06 septembre 2012

Walking Dead : Un Vaste Monde

Comme maintenant tous les six mois, le nouvel album de Walking Dead est disponible en librairie.

Après quelques digressions sur le jeu, le Guide des Personnages ou le roman, nous revenons à l'essentiel ; la série en elle-même. Rick a maintenant la communauté d'Alexandria bien en main. Même Nicholas, qui avait pourtant tenté de prendre violemment la tête du groupe, s'est rangé du côté de l'ancien flic et de son leadership naturel.
Tout n'est cependant pas réglé. Carl doit se faire à son visage, atrocement mutilé, Rick rejette Andrea par peur de la perdre, et l'ensemble des survivants commence à manquer de nourriture.
C'est dans ce contexte que l'arrivée d'un étranger va semer un peu plus le trouble.
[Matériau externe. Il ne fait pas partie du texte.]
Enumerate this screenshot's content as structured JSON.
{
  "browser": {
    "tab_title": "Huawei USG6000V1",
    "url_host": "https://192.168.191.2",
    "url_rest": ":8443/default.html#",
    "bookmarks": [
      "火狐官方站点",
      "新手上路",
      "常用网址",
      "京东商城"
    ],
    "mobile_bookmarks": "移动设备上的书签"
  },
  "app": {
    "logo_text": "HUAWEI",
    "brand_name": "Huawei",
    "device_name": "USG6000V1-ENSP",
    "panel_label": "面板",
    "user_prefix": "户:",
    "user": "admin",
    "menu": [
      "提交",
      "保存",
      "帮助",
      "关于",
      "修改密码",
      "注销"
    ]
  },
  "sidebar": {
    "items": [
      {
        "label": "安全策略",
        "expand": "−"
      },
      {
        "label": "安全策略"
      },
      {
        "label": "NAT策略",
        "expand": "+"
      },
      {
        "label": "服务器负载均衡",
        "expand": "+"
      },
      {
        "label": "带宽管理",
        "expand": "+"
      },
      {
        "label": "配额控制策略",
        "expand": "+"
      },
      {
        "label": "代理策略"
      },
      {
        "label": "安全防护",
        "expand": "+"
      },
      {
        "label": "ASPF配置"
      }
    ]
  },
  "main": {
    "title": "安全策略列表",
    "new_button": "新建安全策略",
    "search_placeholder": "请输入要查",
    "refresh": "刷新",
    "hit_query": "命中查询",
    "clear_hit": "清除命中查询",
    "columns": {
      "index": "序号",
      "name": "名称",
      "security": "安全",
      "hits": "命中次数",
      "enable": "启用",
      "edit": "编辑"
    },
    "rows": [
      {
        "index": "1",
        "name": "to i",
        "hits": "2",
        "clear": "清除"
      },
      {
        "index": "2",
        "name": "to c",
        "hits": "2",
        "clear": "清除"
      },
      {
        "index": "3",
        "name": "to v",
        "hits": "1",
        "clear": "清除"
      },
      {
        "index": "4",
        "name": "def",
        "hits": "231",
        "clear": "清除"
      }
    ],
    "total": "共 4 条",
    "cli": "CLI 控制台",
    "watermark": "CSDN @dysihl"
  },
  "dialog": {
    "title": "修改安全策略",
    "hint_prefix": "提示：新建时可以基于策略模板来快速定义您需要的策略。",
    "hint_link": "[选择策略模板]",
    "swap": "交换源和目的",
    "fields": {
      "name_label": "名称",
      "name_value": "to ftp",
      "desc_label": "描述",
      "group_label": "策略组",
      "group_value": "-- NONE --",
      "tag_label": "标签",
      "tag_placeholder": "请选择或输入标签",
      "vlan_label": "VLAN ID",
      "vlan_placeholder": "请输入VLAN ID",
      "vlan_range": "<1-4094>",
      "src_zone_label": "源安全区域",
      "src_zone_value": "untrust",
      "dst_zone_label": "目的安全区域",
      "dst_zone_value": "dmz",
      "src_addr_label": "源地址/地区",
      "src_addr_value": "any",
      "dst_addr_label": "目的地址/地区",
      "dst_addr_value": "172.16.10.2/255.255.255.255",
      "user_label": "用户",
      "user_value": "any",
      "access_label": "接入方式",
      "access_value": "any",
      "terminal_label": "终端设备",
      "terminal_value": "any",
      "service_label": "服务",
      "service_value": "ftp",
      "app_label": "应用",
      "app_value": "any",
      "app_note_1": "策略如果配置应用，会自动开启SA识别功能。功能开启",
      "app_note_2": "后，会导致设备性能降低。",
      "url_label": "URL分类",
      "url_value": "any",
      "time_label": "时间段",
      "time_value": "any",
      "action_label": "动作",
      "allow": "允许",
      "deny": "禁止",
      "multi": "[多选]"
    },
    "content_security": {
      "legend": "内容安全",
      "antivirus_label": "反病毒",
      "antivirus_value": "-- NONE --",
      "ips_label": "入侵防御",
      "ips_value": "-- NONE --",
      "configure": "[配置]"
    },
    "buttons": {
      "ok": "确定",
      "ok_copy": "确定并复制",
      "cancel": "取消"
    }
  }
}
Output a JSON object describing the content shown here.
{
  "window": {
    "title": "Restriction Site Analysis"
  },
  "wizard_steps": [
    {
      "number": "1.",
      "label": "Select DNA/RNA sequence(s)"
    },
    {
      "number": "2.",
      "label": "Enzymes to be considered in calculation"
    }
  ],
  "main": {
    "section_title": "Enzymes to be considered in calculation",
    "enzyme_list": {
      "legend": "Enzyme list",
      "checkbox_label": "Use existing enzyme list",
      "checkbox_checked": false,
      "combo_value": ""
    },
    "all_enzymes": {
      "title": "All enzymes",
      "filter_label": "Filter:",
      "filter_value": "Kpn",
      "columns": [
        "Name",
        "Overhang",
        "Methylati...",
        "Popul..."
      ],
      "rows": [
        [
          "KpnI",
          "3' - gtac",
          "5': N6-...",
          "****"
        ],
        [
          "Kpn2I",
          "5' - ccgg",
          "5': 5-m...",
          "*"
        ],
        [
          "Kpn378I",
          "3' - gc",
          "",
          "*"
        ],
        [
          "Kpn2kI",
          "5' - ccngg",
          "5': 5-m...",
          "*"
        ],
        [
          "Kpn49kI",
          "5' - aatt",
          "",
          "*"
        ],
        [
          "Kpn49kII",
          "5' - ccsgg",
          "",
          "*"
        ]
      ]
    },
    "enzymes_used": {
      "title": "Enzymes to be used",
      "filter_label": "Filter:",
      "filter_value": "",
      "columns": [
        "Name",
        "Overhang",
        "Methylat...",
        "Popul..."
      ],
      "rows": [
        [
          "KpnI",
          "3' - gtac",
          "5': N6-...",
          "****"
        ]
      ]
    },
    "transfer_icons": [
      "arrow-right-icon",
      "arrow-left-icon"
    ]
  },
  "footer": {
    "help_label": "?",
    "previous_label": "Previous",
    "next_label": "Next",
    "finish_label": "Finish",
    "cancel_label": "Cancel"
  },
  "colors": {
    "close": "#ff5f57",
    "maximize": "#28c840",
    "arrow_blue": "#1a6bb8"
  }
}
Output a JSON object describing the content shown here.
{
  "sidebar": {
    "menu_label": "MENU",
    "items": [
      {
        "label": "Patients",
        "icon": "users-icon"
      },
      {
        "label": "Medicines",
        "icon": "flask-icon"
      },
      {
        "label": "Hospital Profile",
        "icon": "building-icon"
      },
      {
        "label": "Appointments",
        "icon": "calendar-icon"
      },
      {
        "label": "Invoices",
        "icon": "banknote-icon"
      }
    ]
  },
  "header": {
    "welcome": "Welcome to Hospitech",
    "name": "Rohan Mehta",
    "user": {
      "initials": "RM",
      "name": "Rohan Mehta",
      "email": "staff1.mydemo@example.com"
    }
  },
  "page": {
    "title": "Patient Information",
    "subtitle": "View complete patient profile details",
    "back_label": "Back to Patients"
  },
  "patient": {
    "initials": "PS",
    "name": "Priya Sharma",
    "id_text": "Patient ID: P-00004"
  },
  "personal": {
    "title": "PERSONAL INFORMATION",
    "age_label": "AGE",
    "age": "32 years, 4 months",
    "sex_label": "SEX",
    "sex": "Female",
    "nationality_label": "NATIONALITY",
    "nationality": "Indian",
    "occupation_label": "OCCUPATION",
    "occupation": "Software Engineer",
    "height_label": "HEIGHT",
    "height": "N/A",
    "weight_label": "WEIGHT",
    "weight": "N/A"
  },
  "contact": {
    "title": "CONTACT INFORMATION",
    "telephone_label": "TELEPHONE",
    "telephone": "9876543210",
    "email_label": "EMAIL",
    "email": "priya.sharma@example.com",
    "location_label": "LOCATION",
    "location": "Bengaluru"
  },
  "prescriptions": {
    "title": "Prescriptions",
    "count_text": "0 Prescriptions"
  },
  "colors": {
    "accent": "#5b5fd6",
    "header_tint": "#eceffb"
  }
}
Ce seizième volume, toujours écrit par Robert Kirkman et dessiné par Charlie Adlard, rassemble les épisodes #91 à #96. Une précision tout d'abord, inutile de lire, dans le résumé des épisodes précédents, le dernier petit paragraphe, il fait référence non à des évènements passés mais à ceux qui se déroulent dans ce tome. 
Pour ce qui est de l'intrigue, disons qu'elle donne l'impression de faire un peu de sur-place mais qu'elle aboutit tout de même à une petite évolution. Reste que l'essentiel de l'intérêt, comme souvent, repose sur les personnages et leurs relations. Que ce soit la manière d'élever un enfant (une réaction de Carl, à un moment, est tout bonnement énorme), la façon de gérer les relations sociales ou encore d'établir un semblant de vie de couple, tout, dans ces conditions, nécessite une capacité d'adaptation et des efforts exceptionnels.
Le danger est bien entendu présent et provient, une fois encore, plus des autres survivants que des zombies.

Difficile d'en dire plus sans tout dévoiler, aussi l'on va passer immédiatement au coin des spoilers, histoire tout de même d'analyser un peu plus l'évolution de la situation.

Le Coin des Spoilers
Le titre de ce TPB, "Un vaste monde", pourrait faire penser à un radical changement de cap, une ouverture justement sur le reste du monde et le mystère qui l'entoure. Dès le dixième tome, l'on s'interrogeait sur la suite des évènements, en supposant une possible explication de l'épidémie, un éventuel flashback en présentant les premiers temps, et même l'exploitation d'une intrigue portant sur l'évolution du comportement des zombies ou encore sur les autres groupes de survivants. C'est finalement cette dernière option qui a été choisie, avec le risque bien entendu de répéter un peu le schéma prison/Gouverneur. Car évidemment, si le plan de Rick fonctionne, il n'y a plus d'histoire.
Il faudra donc, d'une manière ou d'une autre, s'extraire de cette communauté, surtout si elle devient autosuffisante. Soit en la détruisant (ce qui rappellerait la prison), soit en envoyant Rick se faire voir ailleurs. C'est dans cette deuxième possibilité que l'on peut imaginer les choix les plus intéressants. D'autant que, de manière insidieuse, la révolte menace encore de gronder. Même Abraham, pourtant un précieux allié de Rick, semble remettre en cause ses choix. Créer un conflit interne permettrait donc de relancer la machine, sans pour autant faire intervenir un nouveau Gouverneur (je ne sais pas pourquoi, je ne crois pas beaucoup à la menace Negan).
Les moments les plus surprenants viennent toutefois ici de Carl, qui tient des propos tellement en décalage avec son jeune âge qu'ils en deviennent même drôles (le moment où il rassure son père en disant que si le prisonnier avait été "méchant", il l'aurait abattu, ou, encore mieux, le moment où il propose lui-même le deal "on vous débarrasse des bandits et vous nous donnez la moitié de ce que vous avez").
Bref, on avance à un rythme un peu moins soutenu que par le passé, mais les possibilités sont si nombreuses et les personnages si attachants que l'on peut sans peine repartir pour une centaine d'épisodes supplémentaires si Kirkman évite l'enlisement.

Toujours un très bon moment de lecture.